I stumbled across this post that I have been referencing: Apply fuzzy matching across a dataframe column and save results in a new column . The code I am referencing is in the answer section and uses fuzzy wuzzy and pandas. It uses fuzzy wuzzy to fund duplicate rows in 2 dataframes. I am aiming to modify this code so I can check for row duplicates in a single dataframe. Here is the code I have so far:
from fuzzywuzzy import fuzz
from fuzzywuzzy import process
import pandas as pd
import SQLAlchemy
import pyodbc
con =
sqlalchemy.create_engine('mssql+pyodbc://(localdb)\\LocalDBDemo/master?
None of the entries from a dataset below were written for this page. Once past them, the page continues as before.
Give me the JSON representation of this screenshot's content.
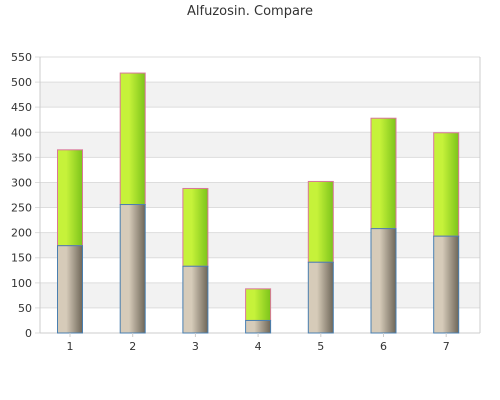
{
  "chart_data": {
    "type": "bar",
    "stacked": true,
    "title": "Alfuzosin. Compare",
    "xlabel": "",
    "ylabel": "",
    "categories": [
      "1",
      "2",
      "3",
      "4",
      "5",
      "6",
      "7"
    ],
    "series": [
      {
        "values": [
          174,
          256,
          133,
          25,
          141,
          208,
          193
        ]
      },
      {
        "values": [
          191,
          262,
          155,
          63,
          161,
          220,
          206
        ]
      }
    ],
    "ylim": [
      0,
      550
    ],
    "yticks": [
      0,
      50,
      100,
      150,
      200,
      250,
      300,
      350,
      400,
      450,
      500,
      550
    ],
    "grid": true,
    "legend": "none",
    "colors": {
      "band_alt": "#f2f2f2",
      "grid": "#dddddd",
      "axis": "#cccccc",
      "bottom_dark": "#6e6658",
      "bottom_light": "#d6cbb9",
      "bottom_edge": "#4a7fb0",
      "top_dark": "#7cc41a",
      "top_light": "#c6f23a",
      "top_edge": "#d9779a"
    }
  }
}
driver=ODBC+Driver+13+for+SQL+Server')
compare = pd.read_sql_table(PIM, con)
def metrics(tup):
return pd.Series([fuzz.ratio(*tup),
fuzz.token_sort_ratio(*tup)],
['ratio', 'token'])
compare.apply(metrics)
#df1
#compare.apply(metrics).unstack().idxmax().unstack(0)
#df2
#compare.apply(metrics).unstack(0).idxmax().unstack(0)
Any help would be appreciated! I am still very much a noob so please bear with me. Thanks!